Placeholders using in SQL queries.
otatarintseva opened this issue · 4 comments
Hello,
First of all I want say thank you for your work with the plugin.
We found some code fragments which should be changed to comply Moodle code requirements: https://docs.moodle.org/dev/Security#Don.27t_trust_any_input_from_users
- directly used $_GET['q'] and $_GET['round'] in mod/hotquestion/locallib.php instead of using optional_param() or required_param()

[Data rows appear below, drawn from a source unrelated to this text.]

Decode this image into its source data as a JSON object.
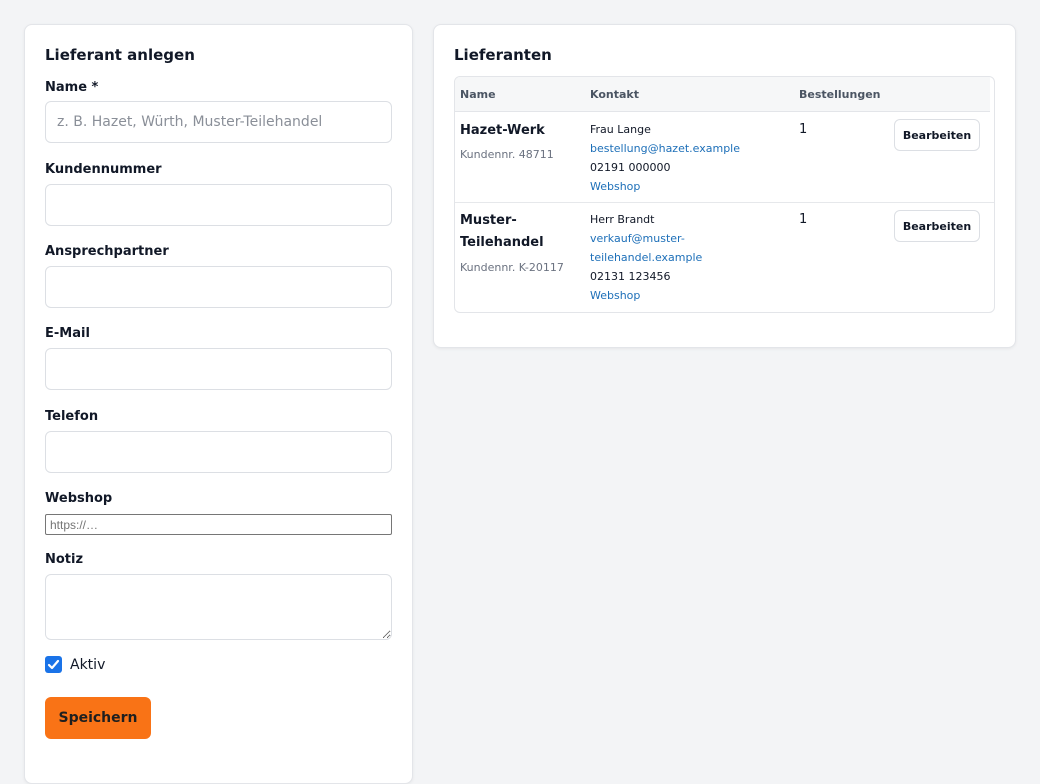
{
  "form": {
    "title": "Lieferant anlegen",
    "name_label": "Name *",
    "name_placeholder": "z. B. Hazet, Würth, Muster-Teilehandel",
    "kundennummer_label": "Kundennummer",
    "ansprechpartner_label": "Ansprechpartner",
    "email_label": "E-Mail",
    "telefon_label": "Telefon",
    "webshop_label": "Webshop",
    "webshop_placeholder": "https://…",
    "notiz_label": "Notiz",
    "aktiv_label": "Aktiv",
    "aktiv_checked": true,
    "save_label": "Speichern"
  },
  "list": {
    "title": "Lieferanten",
    "columns": [
      "Name",
      "Kontakt",
      "Bestellungen"
    ],
    "rows": [
      {
        "name_line1": "Hazet-Werk",
        "name_line2": "",
        "kundennr": "Kundennr. 48711",
        "contact_person": "Frau Lange",
        "email_line1": "bestellung@hazet.example",
        "email_line2": "",
        "phone": "02191 000000",
        "webshop": "Webshop",
        "orders": "1",
        "edit_label": "Bearbeiten"
      },
      {
        "name_line1": "Muster-",
        "name_line2": "Teilehandel",
        "kundennr": "Kundennr. K-20117",
        "contact_person": "Herr Brandt",
        "email_line1": "verkauf@muster-",
        "email_line2": "teilehandel.example",
        "phone": "02131 123456",
        "webshop": "Webshop",
        "orders": "1",
        "edit_label": "Bearbeiten"
      }
    ]
  },
  "colors": {
    "accent": "#f97316",
    "link": "#1d6fb8",
    "checkbox": "#1a73e8",
    "background": "#f3f4f6"
  }
}
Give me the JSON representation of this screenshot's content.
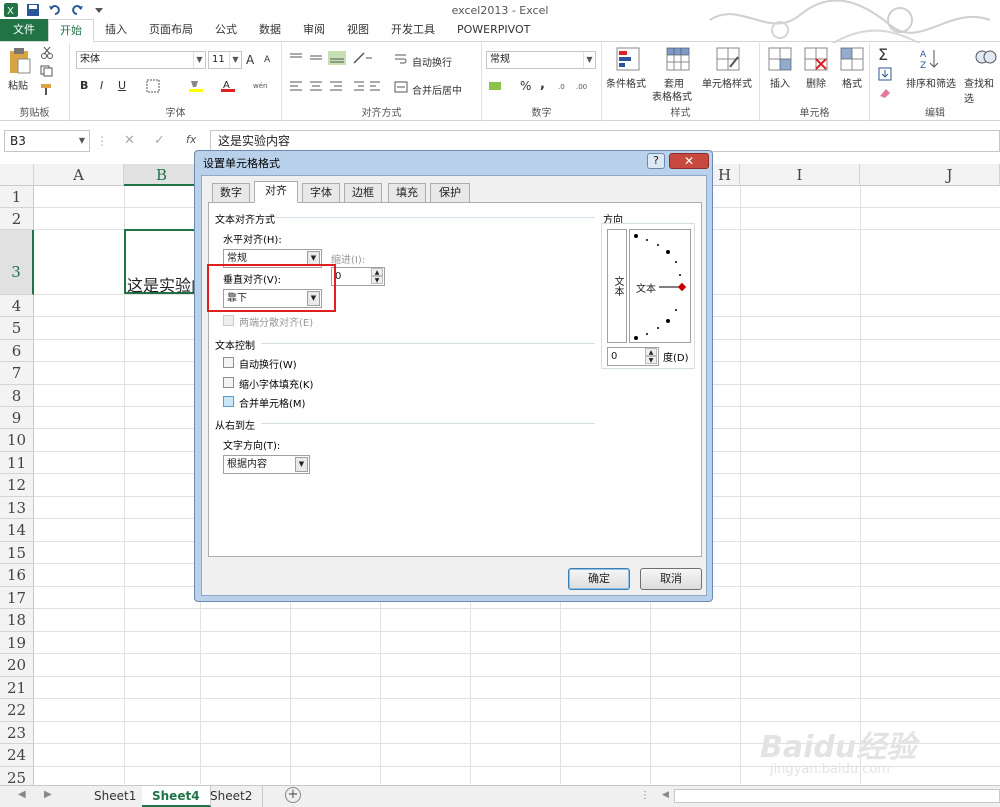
{
  "window": {
    "title": "excel2013 - Excel"
  },
  "ribbon_tabs": [
    "文件",
    "开始",
    "插入",
    "页面布局",
    "公式",
    "数据",
    "审阅",
    "视图",
    "开发工具",
    "POWERPIVOT"
  ],
  "clipboard": {
    "paste": "粘贴",
    "label": "剪贴板"
  },
  "font": {
    "name": "宋体",
    "size": "11",
    "label": "字体",
    "bold": "B",
    "italic": "I",
    "underline": "U",
    "grow": "A",
    "shrink": "A"
  },
  "alignment": {
    "wrap": "自动换行",
    "merge": "合并后居中",
    "label": "对齐方式"
  },
  "number": {
    "format": "常规",
    "percent": "%",
    "comma": ",",
    "label": "数字"
  },
  "styles": {
    "conditional": "条件格式",
    "table": "套用",
    "table2": "表格格式",
    "cell_styles": "单元格样式",
    "label": "样式"
  },
  "cells": {
    "insert": "插入",
    "delete": "删除",
    "format": "格式",
    "label": "单元格"
  },
  "editing": {
    "sort": "排序和筛选",
    "find": "查找和选",
    "label": "编辑",
    "sigma": "Σ"
  },
  "formula_bar": {
    "name_box": "B3",
    "content": "这是实验内容",
    "fx": "fx"
  },
  "columns": [
    "A",
    "B",
    "",
    "",
    "",
    "",
    "",
    "H",
    "I",
    "J"
  ],
  "rows": [
    "1",
    "2",
    "3",
    "4",
    "5",
    "6",
    "7",
    "8",
    "9",
    "10",
    "11",
    "12",
    "13",
    "14",
    "15",
    "16",
    "17",
    "18",
    "19",
    "20",
    "21",
    "22",
    "23",
    "24",
    "25"
  ],
  "cell_b3": "这是实验内容",
  "sheets": [
    "Sheet1",
    "Sheet4",
    "Sheet2"
  ],
  "active_sheet": "Sheet4",
  "dialog": {
    "title": "设置单元格格式",
    "help": "?",
    "close": "✕",
    "tabs": [
      "数字",
      "对齐",
      "字体",
      "边框",
      "填充",
      "保护"
    ],
    "active_tab": "对齐",
    "text_alignment": "文本对齐方式",
    "horizontal_label": "水平对齐(H):",
    "horizontal_value": "常规",
    "indent_label": "缩进(I):",
    "indent_value": "0",
    "vertical_label": "垂直对齐(V):",
    "vertical_value": "靠下",
    "justify_distributed": "两端分散对齐(E)",
    "text_control": "文本控制",
    "wrap_text": "自动换行(W)",
    "shrink_to_fit": "缩小字体填充(K)",
    "merge_cells": "合并单元格(M)",
    "rtl": "从右到左",
    "text_direction_label": "文字方向(T):",
    "text_direction_value": "根据内容",
    "orientation": "方向",
    "orientation_vertical_text": "文本",
    "orientation_text": "文本",
    "degree_value": "0",
    "degree_label": "度(D)",
    "ok": "确定",
    "cancel": "取消"
  },
  "colors": {
    "accent": "#217346",
    "highlight": "#e02020",
    "dialog_frame": "#b9d1ea"
  }
}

Also placeholders should be used in SQL queries to comply Moodle code requirements: https://docs.moodle.org/dev/Data_manipulation_API#Placeholders
- in mod/hotquestion/locallib.php in download_questions() method the variable $this->instance->id is concatenated directly to SQL query. It should be passed as one of the parameters to $DB->get_records_sql() instead.

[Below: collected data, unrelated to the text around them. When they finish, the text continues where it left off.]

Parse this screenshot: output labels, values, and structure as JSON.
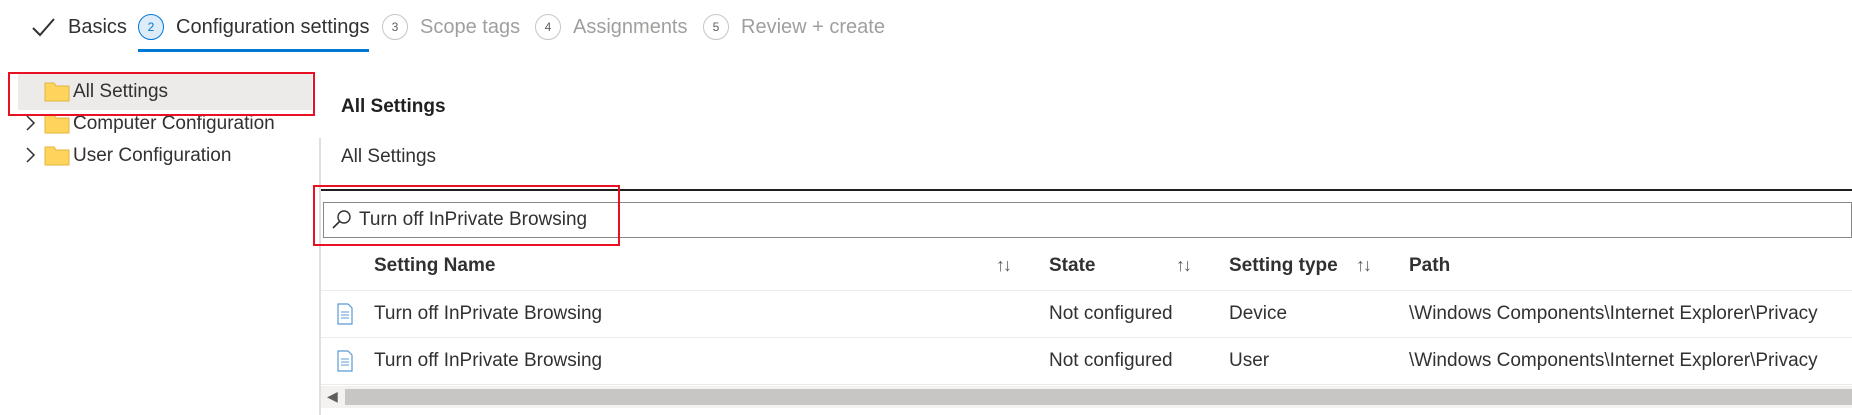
{
  "wizard": {
    "steps": [
      {
        "number": "",
        "label": "Basics",
        "state": "done"
      },
      {
        "number": "2",
        "label": "Configuration settings",
        "state": "active"
      },
      {
        "number": "3",
        "label": "Scope tags",
        "state": "pending"
      },
      {
        "number": "4",
        "label": "Assignments",
        "state": "pending"
      },
      {
        "number": "5",
        "label": "Review + create",
        "state": "pending"
      }
    ]
  },
  "tree": {
    "items": [
      {
        "label": "All Settings",
        "selected": true,
        "expandable": false
      },
      {
        "label": "Computer Configuration",
        "selected": false,
        "expandable": true
      },
      {
        "label": "User Configuration",
        "selected": false,
        "expandable": true
      }
    ]
  },
  "panel": {
    "title": "All Settings",
    "breadcrumb": "All Settings"
  },
  "search": {
    "value": "Turn off InPrivate Browsing"
  },
  "table": {
    "columns": [
      "Setting Name",
      "State",
      "Setting type",
      "Path"
    ],
    "rows": [
      {
        "name": "Turn off InPrivate Browsing",
        "state": "Not configured",
        "type": "Device",
        "path": "\\Windows Components\\Internet Explorer\\Privacy"
      },
      {
        "name": "Turn off InPrivate Browsing",
        "state": "Not configured",
        "type": "User",
        "path": "\\Windows Components\\Internet Explorer\\Privacy"
      }
    ]
  },
  "icons": {
    "folder": "folder-icon",
    "document": "document-icon",
    "search": "search-icon",
    "chevron": "chevron-right-icon",
    "check": "check-icon"
  },
  "colors": {
    "accent": "#0078d4",
    "highlight_box": "#e81123",
    "folder": "#ffd45c"
  }
}
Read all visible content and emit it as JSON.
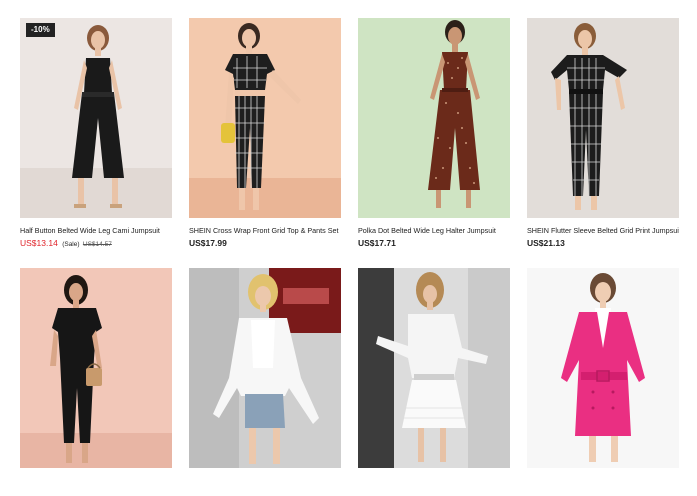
{
  "products": [
    {
      "title": "Half Button Belted Wide Leg Cami Jumpsuit",
      "price": "US$13.14",
      "sale_tag": "(Sale)",
      "old_price": "US$14.57",
      "badge": "-10%",
      "bg": "#ece6e3",
      "outfit": "#1a1a1a"
    },
    {
      "title": "SHEIN Cross Wrap Front Grid Top & Pants Set",
      "price": "US$17.99",
      "bg": "#f3c9ad",
      "outfit": "#1e1e1e"
    },
    {
      "title": "Polka Dot Belted Wide Leg Halter Jumpsuit",
      "price": "US$17.71",
      "bg": "#cfe4c3",
      "outfit": "#6b2a1a"
    },
    {
      "title": "SHEIN Flutter Sleeve Belted Grid Print Jumpsuit",
      "price": "US$21.13",
      "bg": "#e2ddd9",
      "outfit": "#1c1c1c"
    },
    {
      "bg": "#f2c7b8",
      "outfit": "#161616"
    },
    {
      "bg": "#cfcfcf",
      "outfit": "#f7f7f7"
    },
    {
      "bg": "#dcdcdc",
      "outfit": "#f5f5f5"
    },
    {
      "bg": "#f7f7f7",
      "outfit": "#ea2f82"
    }
  ]
}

- in mod/hotquestion/locallib.php in hotquestion_count_entries() method the variables $hotquestion->id, $gid->id and $USER->id are concatenated directly to SQL query. It should be passed as one of the parameters to $DB->get_records_sql() instead.
- in mod/hotquestion/locallib.php in hotquestion_get_coursemodule() method the variable $hotquestionid is concatenated directly to SQL query. It should be passed as one of the parameters to $DB->get_records_sql() instead.
Best regards,
Olena Tatarintseva
Hate to say it, but I was in the middle of making other changes of those types in 2018 when we discovered my wife had pancreatic cancer. Recently, when I finally had free time to go back to working on plugins, I forgot to finish these, and went to work on other stuff in MooTyper. I will see what I can do over the next day or two, as right now I am able to work only in the mornings for about 3 hours each day, due to other commitments.
Fixed the ones listed above, but found some more in .../classes/privacy/provider.php. Will work on them next.
Changes included in v3.8.1.
I am very sorry about your wife illness. I hope your family is well now.
Thank you for code changes you implemented and delivered in this ticket. You do a good job.